Viele Antidepressiva bei Jugendlichen nutzlos
Der Einsatz von Antidepressiva bei Kindern und Jugendlichen ist seit Jahren ein viel diskutiertes Thema und teilweise überhaupt umstritten. Nun befeuert eine neue, große Meta-Analyse die Meinung der Kritiker. Ein Team um Andrea Cipriani von der Oxford University untersuchte 34 bereits vorhandene Studien, an denen insgesamt 5260 junge Patienten teilgenommen hatten.
Laut Schätzungen leiden etwa drei Prozent der Kinder zwischen sechs und zwölf Jahren sowie sechs Prozent der Jugendlichen zwischen 13 und 18 Jahren an schweren, behandlungsbedürftigen Depressionen. Die Zahlen steigen offenbar: In den USA zwischen 2005 und 2012 von 1,3 auf 1,6 Prozent und in Großbritannien von 0,7 auf 1,1 Prozent.
Studienergebnis ernüchternd
Das Ergebnis der Analyse ist eher negativ, schreiben die Autoren in ihrer im Fachmagazin "The Lancet" veröffentlichten Untersuchung. "Die Balance zwischen Risiken und Vorteilen der Antidepressiva in der Behandlung von schweren Depressionen scheinen bei Kindern und Teenagern keinen klaren Vorteil zu bieten." Sie empfehlen bei Verordnung eine engmaschige Beobachtung - unabhängig vom verwendeten Medikament und speziell am Beginn der Behandlung. Der Hintergrund: In den vergangenen Jahren waren Hinweise auf ein vermehrtes Auftreten von suizidalen Gedanken und Selbstmordversuchen aufgetaucht.
Fluoxetin zeigt am ehesten positive Effekte
Bei den am Markt erhältlichen Präparaten kamen die Forscher zu unterschiedlichen Ergebnissen. Am ehesten zeigte offenbar der Wirkstoff Fluoxetin, ein selektiver Serotonin-Wiederaufnahme-Hemmer (SSRI), positive Effekte. Die ähnliche Substanz Venlafaxin zeigte im Vergleich mit Placebo und fünf anderen Antidepressiva ein erhöhtes Risiko für Suizidgedanken und -versuche. Besonders schlechte Ergebnisse zeigten sich bei den Wirkstoffen Imipramin und Duloxetin.
In Österreich wird nicht-medikamentöse Therapie empfohlen
Im Kinder- und Jugendalter wird bei Depressionen primär eine psychologische oder psychotherapeutische Intervention empfohlen.
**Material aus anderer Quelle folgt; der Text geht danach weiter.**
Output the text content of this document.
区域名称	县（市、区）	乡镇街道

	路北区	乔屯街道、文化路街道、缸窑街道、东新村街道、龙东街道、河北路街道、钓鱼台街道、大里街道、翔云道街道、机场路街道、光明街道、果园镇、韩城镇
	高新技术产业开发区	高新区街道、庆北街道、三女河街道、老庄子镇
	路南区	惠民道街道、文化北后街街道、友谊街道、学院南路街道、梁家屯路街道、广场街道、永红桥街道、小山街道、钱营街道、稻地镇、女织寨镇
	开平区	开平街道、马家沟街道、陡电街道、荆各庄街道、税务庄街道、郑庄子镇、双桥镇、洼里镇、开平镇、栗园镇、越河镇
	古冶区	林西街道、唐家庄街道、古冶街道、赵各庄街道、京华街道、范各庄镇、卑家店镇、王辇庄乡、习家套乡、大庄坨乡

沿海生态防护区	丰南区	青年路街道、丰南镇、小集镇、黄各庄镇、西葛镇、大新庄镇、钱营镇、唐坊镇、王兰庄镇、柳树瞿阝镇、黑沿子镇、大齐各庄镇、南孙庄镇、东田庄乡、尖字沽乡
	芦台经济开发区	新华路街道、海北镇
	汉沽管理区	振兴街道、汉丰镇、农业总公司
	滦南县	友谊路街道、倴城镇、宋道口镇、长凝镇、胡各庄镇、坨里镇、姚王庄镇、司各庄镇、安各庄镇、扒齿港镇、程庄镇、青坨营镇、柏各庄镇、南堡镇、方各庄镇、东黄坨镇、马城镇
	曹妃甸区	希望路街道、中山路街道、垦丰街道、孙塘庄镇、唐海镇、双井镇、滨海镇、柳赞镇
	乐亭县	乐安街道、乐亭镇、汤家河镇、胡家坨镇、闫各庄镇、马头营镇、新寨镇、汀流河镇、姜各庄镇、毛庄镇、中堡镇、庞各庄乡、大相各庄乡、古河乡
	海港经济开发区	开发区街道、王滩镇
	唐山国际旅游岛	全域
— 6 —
Das betonen neben den meisten europäischen Experten und alle Fachverbände auch die Ärzte in der Österreichischen Gesellschaft für Kinder- und Jugendpsychiatrie. In der Beantwortung einer parlamentarischen Anfrage heißt es 2014: Bei psychischen Erkrankungen von Kindern und Jugendlichen seien "zuerst nicht-pharmakologische Interventionen" anzuwenden. Dies können etwa altersadäquate psychiatrische Beratungen sowie Psycho-, Ergo- oder Physiotherapie oder Logopädie sein. "Erst wenn diese Maßnahmen nach ausreichender Dauer keinen Erfolg zeitigen, kann es notwendig sein, eine medikamentöse Behandlung zu beginnen." Dabei sei ein "sorgsamer Umgang" unverzichtbar.
In der Gesellschaft wird betont, dass die österreichischen Kinder- und Jugendpsychiater im europäischen Vergleich sehr vorsichtig mit der Verschreibung von Psychopharmaka sind. Gemeinsam mit Frankreich werden in Österreich die wenigsten Psychopharmaka verschrieben.